Paul broke into my reverie, saying, “Are you ready?”

“No. But it doesn’t matter.” I reached up—he’s so tall, so heavily muscled, a Michelangelo in a world of Modiglianis. Still, I could cradle his face with my hands. “Follow me. I need all the help I can get.”

He hesitated from fear—not for himself. “Theo could go, or Sophia and Henry could finally use the Firebird for themselves—”

I whispered, “I need you.”

Paul didn’t believe me. He couldn’t, yet. But he nodded, and that had to be enough.

So I backed up, sat down in a far chair in the corner, hit the Firebird’s controls to leap after Wicked—

—and that’s why I’m now hanging from a cable about four hundred feet over the river Thames.

“Marguerite!” Paul shouts. I glance back to see him sliding out the observation window despite the cries of dismay from people nearby. My Aunt Susannah leans forward, her tears tracing streaks of mascara down her cheeks. Paul yells, “I’m going to come get you.”

“Don’t!” It costs me to shout that, because oh, God, I want him to come get me. I want him to save me. And from the glint of metal around his neck, I know this is my Paul—that he followed me, that as damaged as he is, at least something inside him still believes we can make it.

But I’m pretty sure he can’t save me. He’ll only get himself killed.

My sweaty palms slip against the cable; my fingers cramp so hard it’s like every nerve and bone is on fire. If I let go, the Londonverse Marguerite will die.

She was the first alternate self I ever entered, the first time I had to interpret the life I would’ve led in an alternate world. I think of her white, empty room. Her party-girl existence that she doesn’t enjoy a moment of. When I last stood inside her, I willed her to remember our parents—the ones robbed from her in childhood, the ones whose love I was able to share with her, at least a little. Now I know she kept those memories. She came out with Aunt Susannah to do something fun, and Paul Markov seems to have found her. Are they only friends, or something more? Regardless, he must be one of the only honest, real people in her life.

In other words—during the past few months, her life has been worth living. Now Wicked has taken it away.

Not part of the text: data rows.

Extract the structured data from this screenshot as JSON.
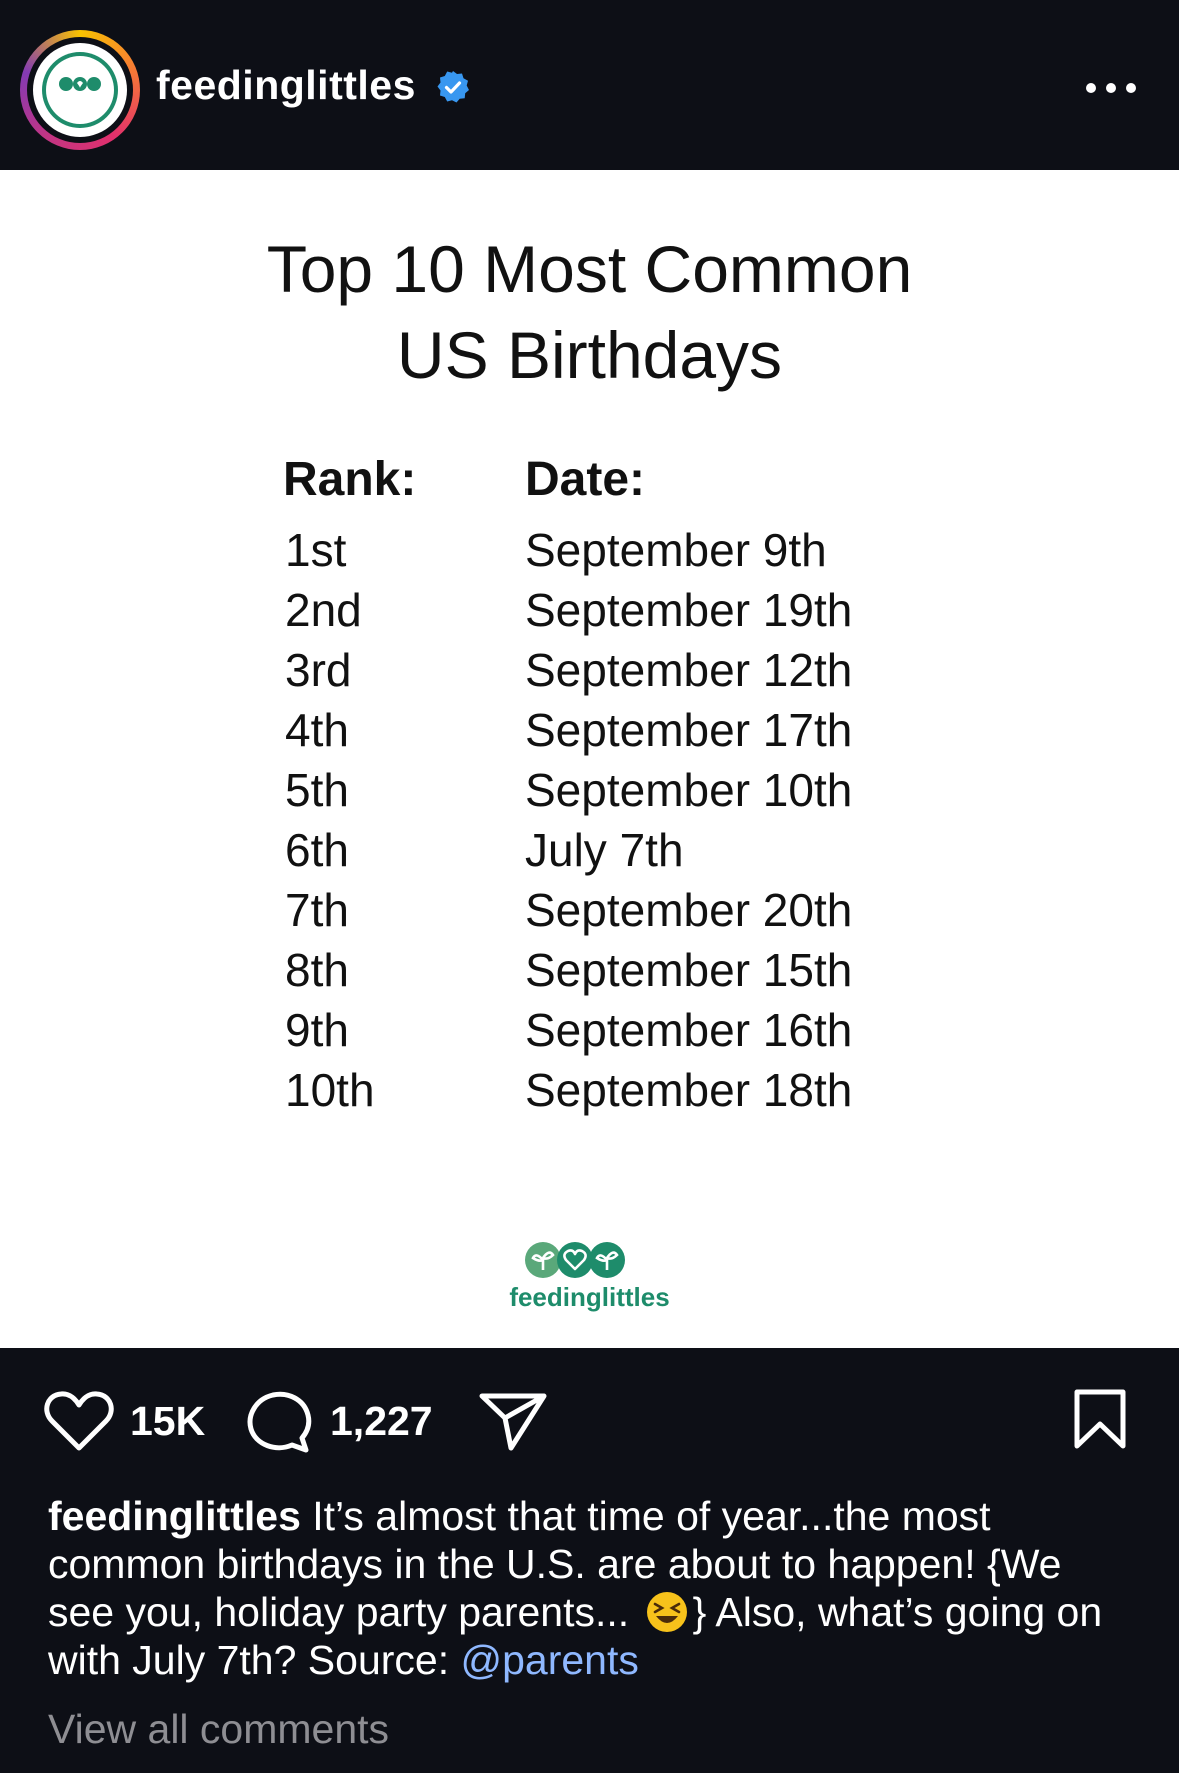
{
  "header": {
    "username": "feedinglittles",
    "avatar_text": "feedinglittles"
  },
  "post": {
    "title_line1": "Top 10 Most Common",
    "title_line2": "US Birthdays",
    "rank_header": "Rank:",
    "date_header": "Date:",
    "ranks": [
      "1st",
      "2nd",
      "3rd",
      "4th",
      "5th",
      "6th",
      "7th",
      "8th",
      "9th",
      "10th"
    ],
    "dates": [
      "September 9th",
      "September 19th",
      "September 12th",
      "September 17th",
      "September 10th",
      "July 7th",
      "September 20th",
      "September 15th",
      "September 16th",
      "September 18th"
    ],
    "brand": "feedinglittles"
  },
  "actions": {
    "likes": "15K",
    "comments": "1,227"
  },
  "caption": {
    "username": "feedinglittles",
    "text_before_emoji": " It’s almost that time of year...the most common birthdays in the U.S. are about to happen! {We see you, holiday party parents...",
    "text_after_emoji": "} Also, what’s going on with July 7th? Source: ",
    "mention": "@parents"
  },
  "view_comments": "View all comments",
  "colors": {
    "background": "#0d0f16",
    "brand_green": "#1e8c6b",
    "verified_blue": "#3897f0",
    "mention": "#8fb8ff",
    "muted": "#8e8e93"
  }
}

That’s what they mean by “slamming doors,” I realize. They know now I’ll never do what they want. So they want to keep me from protecting these universes. The only way they can do that is by locking me out, forever.

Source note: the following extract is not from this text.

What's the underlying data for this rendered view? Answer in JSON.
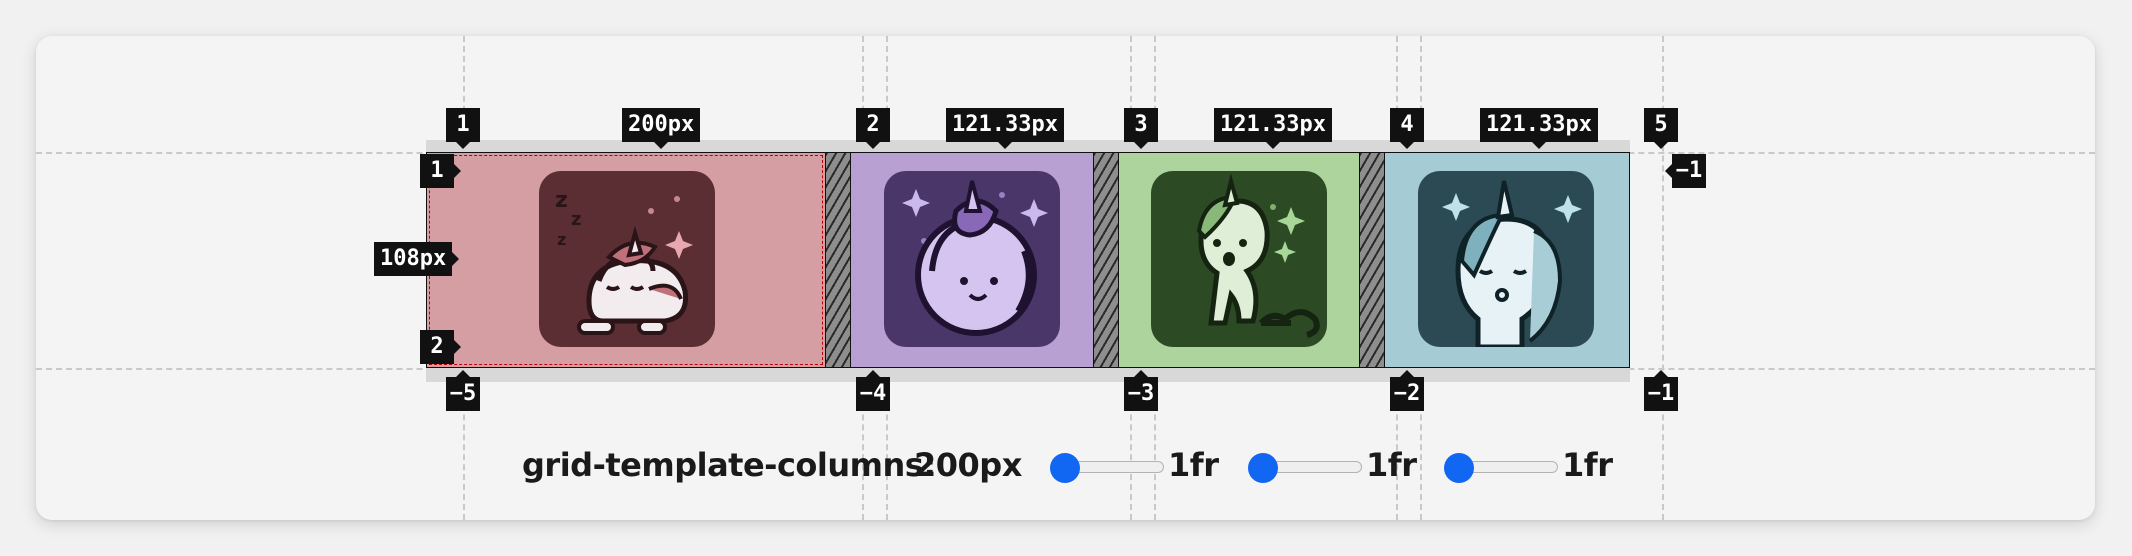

And the only way to lock me out is to kill every Marguerite, everywhere.

My hands slip. I grab again as people scream—one hand snags the cable, but the other doesn’t. Now I’m swinging, and my shoulder hurts, and every muscle trembles. This is it.

I have to jump—but what if Wicked’s blocking my way? What if I can’t jump where she is? There’s no time to set a new course back home—if I could even touch my Firebird, which I can’t, because that would mean letting go, and if I let go—

Paul can’t see this. He can’t.

“Paul!” I cry out. “Get back inside!”

“Marguerite—no!”

I try to turn and look at him again. That’s one movement too many. My slick hand slides off the cable, and I fall.

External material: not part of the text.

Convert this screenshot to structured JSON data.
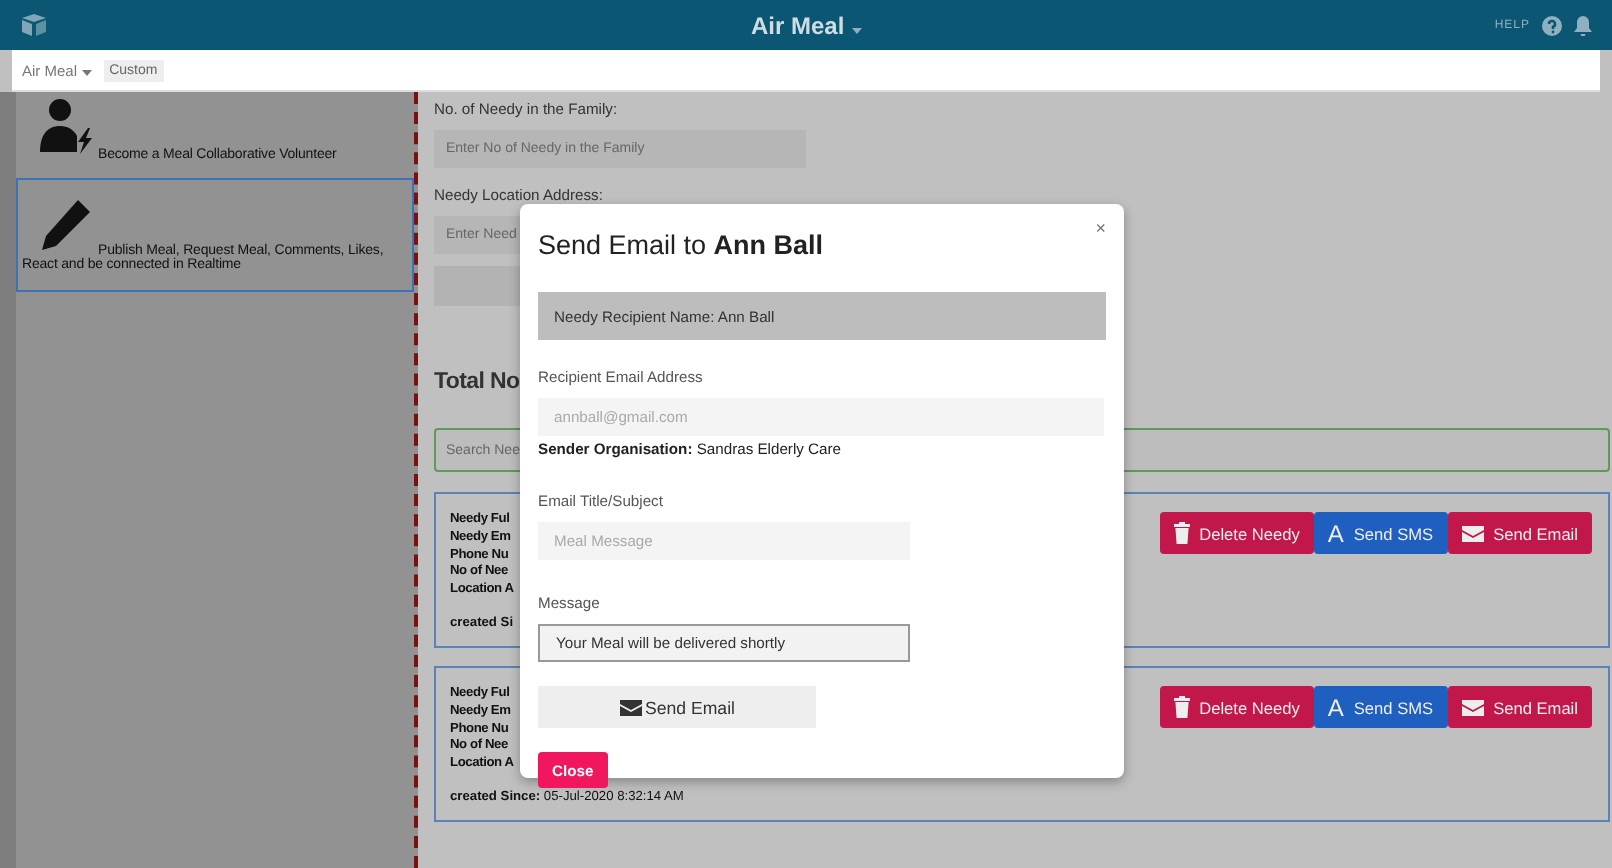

For the first instant it’s like I’m not moving downward at all. It’s more like floating, while intense wind blows around me. But then the force of it presses in, and my stomach’s in my throat and the river’s rushing up to meet me and I’m going to die.

Firebird! As I tumble, I clutch at the Firebird beneath my shirt. It’s hard to grab it because now I’m rolling, my clothes are blowing all around me, the water’s so close, so close—I hit the controls—

My body jerks to a halt. For one terrifying instant I think this is it, I hit the river, this is the moment of death.

But no. I’m sitting in a dark, cool chamber—no, a passageway, only about four feet high. Light flickers in the distance; stone walls surround me; sand almost completely covers the floor: That’s all I know, besides the fact that I’m in another dimension, one that saved me.

The other Marguerite is dead.

She was murdered. By Wicked and—because I had a chance to save her and totally failed—by me, too.